Выбрать главу

— А что тут можно сказать? Лампада упала, потому что упала, а старуха просто лунатичка. Не такое уж редкое явление.

— И я тем же себя успокаивал, чтобы ночь дотерпеть. Но в деревне не остался. И конец учебного года в школе на столах ночевал. А после за Москву уцепился. Вот какие бывают происшествия. Что там Сведенборг! — Он поднялся, тщательно застегнул курточку. — Пора. Уже поздно, а мне еще до автобуса топать. — В дверях обернулся и спросил серьезным, глубоким — голосом: — У вас тут не балуют?

— Господь с вами! Кому баловать-то? Три четверти дач заколочено, в поселке несколько еле живых классиков да пяток старух-домработниц — дачи сторожат.
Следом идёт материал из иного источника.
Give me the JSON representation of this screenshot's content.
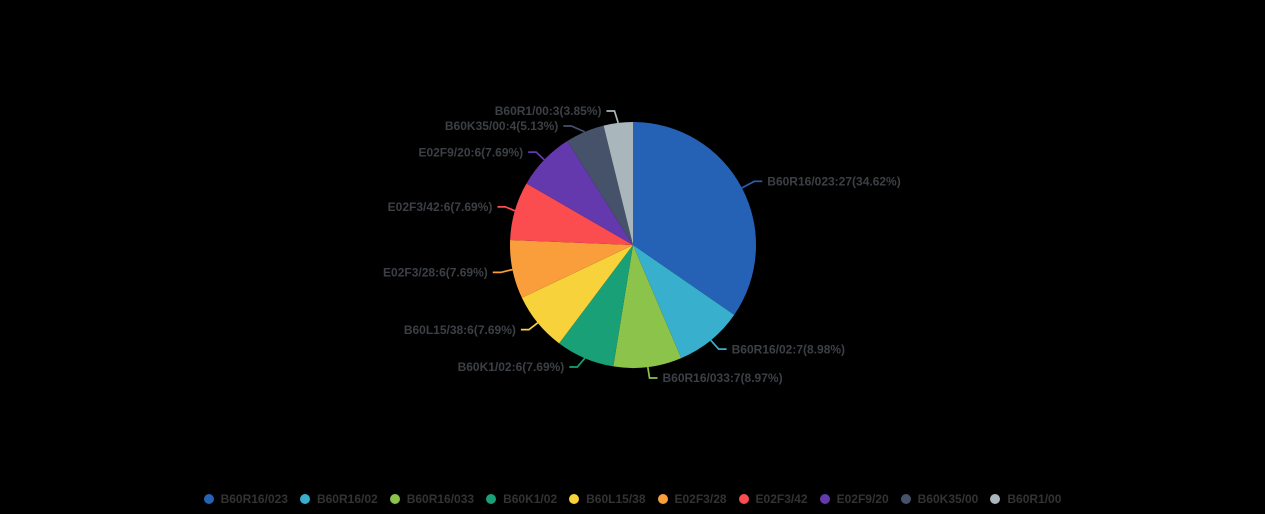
{
  "background_color": "#000000",
  "chart_data": {
    "type": "pie",
    "title": "",
    "total": 78,
    "legend_position": "bottom",
    "label_text_color": "#3C4045",
    "legend_text_color": "#333333",
    "series": [
      {
        "name": "B60R16/023",
        "value": 27,
        "percent": "34.62%",
        "label": "B60R16/023:27(34.62%)",
        "color": "#2561B5"
      },
      {
        "name": "B60R16/02",
        "value": 7,
        "percent": "8.98%",
        "label": "B60R16/02:7(8.98%)",
        "color": "#38AFCD"
      },
      {
        "name": "B60R16/033",
        "value": 7,
        "percent": "8.97%",
        "label": "B60R16/033:7(8.97%)",
        "color": "#8BC34B"
      },
      {
        "name": "B60K1/02",
        "value": 6,
        "percent": "7.69%",
        "label": "B60K1/02:6(7.69%)",
        "color": "#19A077"
      },
      {
        "name": "B60L15/38",
        "value": 6,
        "percent": "7.69%",
        "label": "B60L15/38:6(7.69%)",
        "color": "#F8D23A"
      },
      {
        "name": "E02F3/28",
        "value": 6,
        "percent": "7.69%",
        "label": "E02F3/28:6(7.69%)",
        "color": "#FA9E3B"
      },
      {
        "name": "E02F3/42",
        "value": 6,
        "percent": "7.69%",
        "label": "E02F3/42:6(7.69%)",
        "color": "#FB4D50"
      },
      {
        "name": "E02F9/20",
        "value": 6,
        "percent": "7.69%",
        "label": "E02F9/20:6(7.69%)",
        "color": "#6539AE"
      },
      {
        "name": "B60K35/00",
        "value": 4,
        "percent": "5.13%",
        "label": "B60K35/00:4(5.13%)",
        "color": "#455269"
      },
      {
        "name": "B60R1/00",
        "value": 3,
        "percent": "3.85%",
        "label": "B60R1/00:3(3.85%)",
        "color": "#A9B7BD"
      }
    ],
    "legend": [
      "B60R16/023",
      "B60R16/02",
      "B60R16/033",
      "B60K1/02",
      "B60L15/38",
      "E02F3/28",
      "E02F3/42",
      "E02F9/20",
      "B60K35/00",
      "B60R1/00"
    ]
  }
}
— Старух? — повторил он многозначительно.

Я не понял. Резким движением он распахнул дверь. Сад был залит пронзительным, серебристо-зеленоватым, хрустальным светом. И совсем близко над верхушками голых берез и островершками елей стояла в мглистом мерцании ореола большая чистая луна — совершенный круг. Я и забыл, что сейчас полнолуние. Над ней и под ней в ее свете слоисто сдвигались облака, по облакам проскальзывали легкие, как дым, тучки. Но ни плотные облака, ни этот дымок не посягали на широкую круглую промоину, выгаданную луной в загроможденном небе, чтобы оттуда беспрепятственно изливать на землю свой колдовской свет. Только теперь дошло до меня, что′ стояло за тревожным вопросом: не балуют? Не лихого человека, не лесного разбойника, не татя боялся этот крепкий юноша, вполне способный постоять за себя в державе земного притяжения.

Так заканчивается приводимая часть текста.